Suffering comes in many forms- the death of a loved one, an illness, disability, financial loss, divorce, and the list goes on. But when it knocked at my door as infertility and pregnancy loss, IT BROKE ME.
We were married for three years when we became pregnant. My brain immediately started planning that baby’s future nursery ideas, names, and future birthday party themes and brainstorming a unique way to tell our parents the BIG NEWS. But on a night out with friends, we ended up in a sea of RED. After the medical intervention, we were told, “There is nothing we can do.” The events of that night remain etched in my mind. Then came the unbearable pain of the miscarriage process.
I should tell you now, I do not like the word MISCARRIAGE. To me, the word implies we, as women, did something wrong that caused our babies to die. NOT TRUE! We experienced three more early losses after that. If you are keeping count, that is four babies in total.
Each loss was scarier and more devastating than the one before. Inside, I thought, “THIS IS NOT HOW OUR STORY WAS SUPPOSED TO GO!”
As hard as this is to admit, I thought at the time that I had the right to demand God to give me a baby. I was a “good person,” a Christian; why would God not give me a child on earth? During this time, the lies of our enemy were so loud, trying to make me feel defective, unable to do the one thing God created a woman’s body to do. I was overwhelmed with shame, anxiety, hopelessness, isolation, and loneliness. I began unraveling…..completely undone.
Eventually, we consulted a Christian fertility doctor. Nothing spells romance like a fertility doctor, right? The following year was full of doctor visits, pills, shots, and procedures. Each step left us vulnerable and strained financially and emotionally.
A year later, God gave us our miracle baby boy, but after the birth, we experienced complications. The next twelve months were a roller coaster of emotions.
Our fourth miscarriage, when our son was two years old, left me in heavy darkness. The grief I experienced at that time was OVERWHELMING and seemed to come in tsunami waves. Then we faced years of being unable to conceive (unexplained infertility-YUCK!). Eventually, we received a positive pregnancy test that I feared would end in another heartbreak. After a complicated pregnancy, God gave us another son. Due to my health issues, doctors advised us not to have more biological children, as the risks for both me and the baby were too great. That news was sobering and brought a grief of its own.
I would love to tell you that God was the FIRST person I turned to in our suffering, but that is not my story- doctors, specialists, and Google were my first resorts. When I became desperate, that is when I looked up to God. I was saved, but I wanted what God could do FOR ME more than I wanted Him in that season. My relationship with the LORD was shallow. I was essentially a “box checker” Christian.

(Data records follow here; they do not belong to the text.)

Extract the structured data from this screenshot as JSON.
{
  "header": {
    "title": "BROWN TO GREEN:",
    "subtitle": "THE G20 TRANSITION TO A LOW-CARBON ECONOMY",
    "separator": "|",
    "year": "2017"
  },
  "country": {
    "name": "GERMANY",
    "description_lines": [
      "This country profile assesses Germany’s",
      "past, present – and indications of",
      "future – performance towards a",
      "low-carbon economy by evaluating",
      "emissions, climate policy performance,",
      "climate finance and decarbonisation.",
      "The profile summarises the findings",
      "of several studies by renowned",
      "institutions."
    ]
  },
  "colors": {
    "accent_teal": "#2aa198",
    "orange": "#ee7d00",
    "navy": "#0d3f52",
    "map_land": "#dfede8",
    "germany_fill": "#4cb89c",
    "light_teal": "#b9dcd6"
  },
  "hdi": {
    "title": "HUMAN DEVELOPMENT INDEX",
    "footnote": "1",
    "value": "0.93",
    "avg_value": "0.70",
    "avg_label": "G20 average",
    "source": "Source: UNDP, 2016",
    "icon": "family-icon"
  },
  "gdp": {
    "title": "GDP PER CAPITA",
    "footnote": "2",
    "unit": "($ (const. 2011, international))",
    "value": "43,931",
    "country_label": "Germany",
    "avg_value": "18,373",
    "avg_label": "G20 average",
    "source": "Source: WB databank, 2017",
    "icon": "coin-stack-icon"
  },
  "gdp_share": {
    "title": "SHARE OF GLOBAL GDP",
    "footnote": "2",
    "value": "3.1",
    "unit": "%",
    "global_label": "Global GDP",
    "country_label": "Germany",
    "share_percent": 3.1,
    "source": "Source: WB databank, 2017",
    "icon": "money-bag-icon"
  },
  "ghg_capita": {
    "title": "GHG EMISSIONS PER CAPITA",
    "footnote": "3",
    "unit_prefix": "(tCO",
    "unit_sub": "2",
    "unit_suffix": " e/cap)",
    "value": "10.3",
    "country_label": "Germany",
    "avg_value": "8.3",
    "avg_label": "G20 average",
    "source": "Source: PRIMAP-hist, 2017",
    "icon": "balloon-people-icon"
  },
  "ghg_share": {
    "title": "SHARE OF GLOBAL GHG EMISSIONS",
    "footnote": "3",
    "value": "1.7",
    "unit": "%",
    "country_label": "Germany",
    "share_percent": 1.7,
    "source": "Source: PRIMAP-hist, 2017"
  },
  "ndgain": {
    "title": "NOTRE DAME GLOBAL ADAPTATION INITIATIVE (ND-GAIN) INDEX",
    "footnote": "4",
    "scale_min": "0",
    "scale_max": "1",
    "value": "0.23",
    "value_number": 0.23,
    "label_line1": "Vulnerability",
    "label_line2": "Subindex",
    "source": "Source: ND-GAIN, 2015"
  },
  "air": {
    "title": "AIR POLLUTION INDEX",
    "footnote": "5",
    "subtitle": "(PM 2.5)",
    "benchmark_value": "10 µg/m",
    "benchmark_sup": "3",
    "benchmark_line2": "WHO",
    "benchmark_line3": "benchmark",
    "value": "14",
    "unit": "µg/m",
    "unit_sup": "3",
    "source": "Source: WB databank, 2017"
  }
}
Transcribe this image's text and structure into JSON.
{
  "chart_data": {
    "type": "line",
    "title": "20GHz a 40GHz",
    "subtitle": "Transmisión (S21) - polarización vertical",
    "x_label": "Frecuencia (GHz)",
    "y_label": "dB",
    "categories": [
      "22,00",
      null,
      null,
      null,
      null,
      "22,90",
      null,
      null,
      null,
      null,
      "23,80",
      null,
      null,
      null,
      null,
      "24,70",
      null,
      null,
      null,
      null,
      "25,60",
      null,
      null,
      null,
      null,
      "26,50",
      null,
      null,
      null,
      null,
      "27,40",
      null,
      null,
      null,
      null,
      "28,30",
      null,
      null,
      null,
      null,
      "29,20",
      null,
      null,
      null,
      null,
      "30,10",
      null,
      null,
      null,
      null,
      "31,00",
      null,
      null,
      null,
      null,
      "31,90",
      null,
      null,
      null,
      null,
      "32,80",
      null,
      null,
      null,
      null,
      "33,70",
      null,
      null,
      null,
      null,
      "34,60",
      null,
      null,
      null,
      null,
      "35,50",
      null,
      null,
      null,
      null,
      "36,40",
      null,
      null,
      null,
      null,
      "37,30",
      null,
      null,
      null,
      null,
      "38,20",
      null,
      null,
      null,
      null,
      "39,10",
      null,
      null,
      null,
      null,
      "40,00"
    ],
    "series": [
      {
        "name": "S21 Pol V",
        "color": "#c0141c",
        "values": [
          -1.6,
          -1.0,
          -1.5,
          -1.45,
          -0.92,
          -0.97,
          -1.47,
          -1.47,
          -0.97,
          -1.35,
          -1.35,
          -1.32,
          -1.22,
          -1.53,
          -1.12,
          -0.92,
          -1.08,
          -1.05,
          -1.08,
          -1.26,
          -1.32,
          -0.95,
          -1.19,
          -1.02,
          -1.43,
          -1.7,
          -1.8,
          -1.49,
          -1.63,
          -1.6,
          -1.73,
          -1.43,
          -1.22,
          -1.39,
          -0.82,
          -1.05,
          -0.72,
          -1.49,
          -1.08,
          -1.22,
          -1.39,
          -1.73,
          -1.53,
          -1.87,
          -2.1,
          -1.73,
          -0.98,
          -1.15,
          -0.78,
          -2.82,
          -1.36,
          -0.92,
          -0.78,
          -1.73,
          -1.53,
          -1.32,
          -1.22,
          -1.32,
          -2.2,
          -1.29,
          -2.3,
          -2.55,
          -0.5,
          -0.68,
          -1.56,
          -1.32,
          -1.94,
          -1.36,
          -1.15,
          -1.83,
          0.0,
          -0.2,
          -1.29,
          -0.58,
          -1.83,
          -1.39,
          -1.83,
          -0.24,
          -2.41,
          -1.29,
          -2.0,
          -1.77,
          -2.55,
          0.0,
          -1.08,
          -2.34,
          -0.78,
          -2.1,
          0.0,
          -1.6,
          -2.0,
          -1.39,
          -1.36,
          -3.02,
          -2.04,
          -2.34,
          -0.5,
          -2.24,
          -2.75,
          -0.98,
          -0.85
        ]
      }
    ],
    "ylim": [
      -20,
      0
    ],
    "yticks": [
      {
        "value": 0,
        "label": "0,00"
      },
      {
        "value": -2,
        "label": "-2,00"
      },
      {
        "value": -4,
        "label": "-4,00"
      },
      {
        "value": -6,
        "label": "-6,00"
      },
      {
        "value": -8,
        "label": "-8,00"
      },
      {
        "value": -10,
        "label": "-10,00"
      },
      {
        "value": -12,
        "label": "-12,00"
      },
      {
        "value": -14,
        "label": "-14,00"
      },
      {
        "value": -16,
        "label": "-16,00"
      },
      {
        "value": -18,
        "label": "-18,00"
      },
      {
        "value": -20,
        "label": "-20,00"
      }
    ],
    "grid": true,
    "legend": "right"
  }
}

In his loving kindness, He used my brokenness to get me to the end of myself. He began teaching me His character through the Bible and exposing the condition of my heart. God used infertility and loss to refine me in so many ways, and I am forever thankful. I learned my identity is in Him, not in being Mother. He was NOT punishing me; He was NOT ABSENT or SILENT in my suffering. Yes, He wounded me deeply but restored me even more powerfully. As the hymn goes, “Whatever My Lot Thou Hast Taught Me To Say, It Is Well, It Is Well, With My Soul.”